I took a look at the longitudinal ASEC data from 2017 to 2022 and I see that fewer than 1% of individuals have SEX_1 not equal to SEX_2. The links in these longitudinal files are created using CPSIDP, a unique person identifier that can be used to link individuals across multiple CPS samples. Links created by CPSIDP are not validated; that is, there are instances in which different individuals are identified as being the same individual with CPSIDP. Individuals who move during the CPS observation period are not followed and are no longer surveyed. The individual(s) residing in the sampled dwelling will instead be interviewed in their place and take on their values of CPSID (the household identifier) and CPSIDP (the person identifier). IPUMS has created a validated longitudinal person identifier for the CPS, CPSIDV, which we validate using race, sex, and age. In practice, you can see that these links are validated by counting the number of respondents in your longitudinal extract with SEX_1!=SEX_2 & CPSIDV_1==CPSIDV_2 (the count is zero). You could validate the links made with CPSIDP yourself, and if so, I would recommend validating them using race (should be the same), sex (should be the same), and age (should not change more than expected between the time periods linked across). Alternatively, you can manually link individuals in a cross-sectional data extract using CPSIDV.

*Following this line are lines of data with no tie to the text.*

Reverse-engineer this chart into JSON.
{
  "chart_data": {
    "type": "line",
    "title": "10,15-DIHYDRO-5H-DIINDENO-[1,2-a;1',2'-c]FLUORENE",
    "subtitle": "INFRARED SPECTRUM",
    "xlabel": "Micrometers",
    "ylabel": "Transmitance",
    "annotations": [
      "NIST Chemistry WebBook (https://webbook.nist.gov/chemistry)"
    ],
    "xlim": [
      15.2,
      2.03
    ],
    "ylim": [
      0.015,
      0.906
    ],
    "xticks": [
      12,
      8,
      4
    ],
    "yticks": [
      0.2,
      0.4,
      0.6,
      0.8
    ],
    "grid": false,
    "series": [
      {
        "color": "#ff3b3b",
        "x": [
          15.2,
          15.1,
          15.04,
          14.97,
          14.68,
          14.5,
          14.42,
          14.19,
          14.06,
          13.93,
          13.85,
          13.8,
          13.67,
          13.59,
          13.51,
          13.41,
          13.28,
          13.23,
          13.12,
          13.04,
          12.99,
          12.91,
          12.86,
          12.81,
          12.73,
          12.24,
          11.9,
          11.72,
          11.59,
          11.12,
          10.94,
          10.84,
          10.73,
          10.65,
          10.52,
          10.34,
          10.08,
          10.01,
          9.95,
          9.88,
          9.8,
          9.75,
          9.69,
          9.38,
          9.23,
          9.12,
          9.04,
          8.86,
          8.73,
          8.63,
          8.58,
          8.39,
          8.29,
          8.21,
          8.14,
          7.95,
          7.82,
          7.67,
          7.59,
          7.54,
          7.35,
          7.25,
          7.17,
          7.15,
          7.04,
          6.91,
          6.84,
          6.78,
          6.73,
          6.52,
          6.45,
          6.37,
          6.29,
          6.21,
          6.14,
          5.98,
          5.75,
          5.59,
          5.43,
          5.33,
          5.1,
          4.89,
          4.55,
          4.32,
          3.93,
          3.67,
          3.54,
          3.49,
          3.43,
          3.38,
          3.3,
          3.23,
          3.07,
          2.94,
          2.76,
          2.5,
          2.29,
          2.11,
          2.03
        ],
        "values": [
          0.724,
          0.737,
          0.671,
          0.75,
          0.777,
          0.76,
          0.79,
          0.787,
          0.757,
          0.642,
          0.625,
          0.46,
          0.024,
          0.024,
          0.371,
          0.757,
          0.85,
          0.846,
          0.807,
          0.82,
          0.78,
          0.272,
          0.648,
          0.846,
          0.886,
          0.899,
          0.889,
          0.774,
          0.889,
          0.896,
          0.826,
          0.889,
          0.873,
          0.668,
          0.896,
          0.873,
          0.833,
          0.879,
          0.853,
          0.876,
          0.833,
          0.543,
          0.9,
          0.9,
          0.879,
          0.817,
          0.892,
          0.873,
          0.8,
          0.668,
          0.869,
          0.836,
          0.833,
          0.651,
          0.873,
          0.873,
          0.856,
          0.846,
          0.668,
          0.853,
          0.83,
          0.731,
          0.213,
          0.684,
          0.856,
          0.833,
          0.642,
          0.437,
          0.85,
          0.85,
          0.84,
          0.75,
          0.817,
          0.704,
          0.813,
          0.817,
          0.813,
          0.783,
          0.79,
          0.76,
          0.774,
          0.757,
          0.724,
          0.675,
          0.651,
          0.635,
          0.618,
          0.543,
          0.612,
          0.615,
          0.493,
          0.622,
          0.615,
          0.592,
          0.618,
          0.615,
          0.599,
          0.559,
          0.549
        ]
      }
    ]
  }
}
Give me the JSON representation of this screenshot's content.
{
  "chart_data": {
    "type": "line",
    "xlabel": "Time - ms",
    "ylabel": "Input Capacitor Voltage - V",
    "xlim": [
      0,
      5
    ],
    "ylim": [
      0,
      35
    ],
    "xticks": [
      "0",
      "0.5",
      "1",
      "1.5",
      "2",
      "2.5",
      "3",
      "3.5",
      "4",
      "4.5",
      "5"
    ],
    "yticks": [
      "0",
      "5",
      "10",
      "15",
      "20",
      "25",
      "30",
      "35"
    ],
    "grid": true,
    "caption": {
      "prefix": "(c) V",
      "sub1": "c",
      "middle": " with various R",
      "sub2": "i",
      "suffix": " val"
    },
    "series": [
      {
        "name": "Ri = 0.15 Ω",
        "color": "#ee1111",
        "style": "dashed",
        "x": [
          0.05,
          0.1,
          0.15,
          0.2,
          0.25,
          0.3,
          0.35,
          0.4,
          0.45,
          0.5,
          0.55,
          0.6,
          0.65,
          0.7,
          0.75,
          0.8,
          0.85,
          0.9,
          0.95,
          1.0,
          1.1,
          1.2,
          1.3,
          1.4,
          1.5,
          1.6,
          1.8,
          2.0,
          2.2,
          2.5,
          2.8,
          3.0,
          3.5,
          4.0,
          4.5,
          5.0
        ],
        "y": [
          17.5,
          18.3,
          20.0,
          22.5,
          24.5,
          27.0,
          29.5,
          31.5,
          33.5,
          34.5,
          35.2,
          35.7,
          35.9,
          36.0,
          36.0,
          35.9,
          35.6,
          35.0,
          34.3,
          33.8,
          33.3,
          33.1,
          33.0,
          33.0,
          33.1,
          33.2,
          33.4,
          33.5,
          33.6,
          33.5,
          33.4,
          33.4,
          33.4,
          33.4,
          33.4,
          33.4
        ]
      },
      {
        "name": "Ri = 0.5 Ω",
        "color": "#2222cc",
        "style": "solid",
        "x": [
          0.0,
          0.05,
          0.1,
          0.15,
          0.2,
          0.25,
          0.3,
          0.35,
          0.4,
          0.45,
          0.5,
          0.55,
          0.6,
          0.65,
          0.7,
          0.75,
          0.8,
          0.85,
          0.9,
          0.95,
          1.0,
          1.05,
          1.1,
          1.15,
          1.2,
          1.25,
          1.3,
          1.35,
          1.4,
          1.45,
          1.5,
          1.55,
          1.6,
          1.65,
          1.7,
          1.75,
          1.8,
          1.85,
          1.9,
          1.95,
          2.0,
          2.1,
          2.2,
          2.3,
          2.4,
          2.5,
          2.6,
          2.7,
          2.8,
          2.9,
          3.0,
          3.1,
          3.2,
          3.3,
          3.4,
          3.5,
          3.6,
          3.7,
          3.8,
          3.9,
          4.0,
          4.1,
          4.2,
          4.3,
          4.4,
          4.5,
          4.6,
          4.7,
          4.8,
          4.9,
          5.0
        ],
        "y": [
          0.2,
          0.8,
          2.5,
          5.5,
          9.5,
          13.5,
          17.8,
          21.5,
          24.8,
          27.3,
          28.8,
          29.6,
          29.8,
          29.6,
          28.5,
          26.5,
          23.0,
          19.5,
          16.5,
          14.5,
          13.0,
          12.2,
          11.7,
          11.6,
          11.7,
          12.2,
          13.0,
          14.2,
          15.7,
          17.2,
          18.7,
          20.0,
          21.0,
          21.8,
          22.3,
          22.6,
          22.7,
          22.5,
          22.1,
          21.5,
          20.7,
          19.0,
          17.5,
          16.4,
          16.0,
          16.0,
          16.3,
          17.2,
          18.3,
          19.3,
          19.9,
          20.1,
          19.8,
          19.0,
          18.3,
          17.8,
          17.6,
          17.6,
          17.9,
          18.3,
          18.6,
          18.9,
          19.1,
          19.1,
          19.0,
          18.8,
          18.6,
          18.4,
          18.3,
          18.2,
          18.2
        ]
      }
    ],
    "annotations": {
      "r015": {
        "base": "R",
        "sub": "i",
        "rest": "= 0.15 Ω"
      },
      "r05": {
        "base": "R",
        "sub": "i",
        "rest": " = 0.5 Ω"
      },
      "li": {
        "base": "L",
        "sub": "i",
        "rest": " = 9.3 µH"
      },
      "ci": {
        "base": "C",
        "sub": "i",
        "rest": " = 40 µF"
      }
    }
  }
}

To answer your question about data on spouses, the CPS samples entire households, and CPS data include records for each member of each sampled household. There is nothing additional you need to do to include the person records of the spouses or unmarried partners of individuals in your data extract. However, spouses and unmarried partners of CPS respondents who do not live in the household with the CPS respondent will not be linkable in the CPS. In other words, if individual A is observed in the CPS and their spouse, individual B, does not live in their household, you will not be able to obtain data on individual B. The variable SPLOC reports the PERNUM of each individual’s spouse within their household. If there is no spouse present in the household, then SPLOC=0. You can use the SPLOC variable to identify each respondent’s spouse and attributes about the spouse you are interested in. Alternatively, you can use the attach characteristics function of IPUMS CPS to attach information about each person’s spouse to their own person record. If you can share more about what you are hoping to do with data on linked spouses, I may be able to provide more helpful or targeted guidance.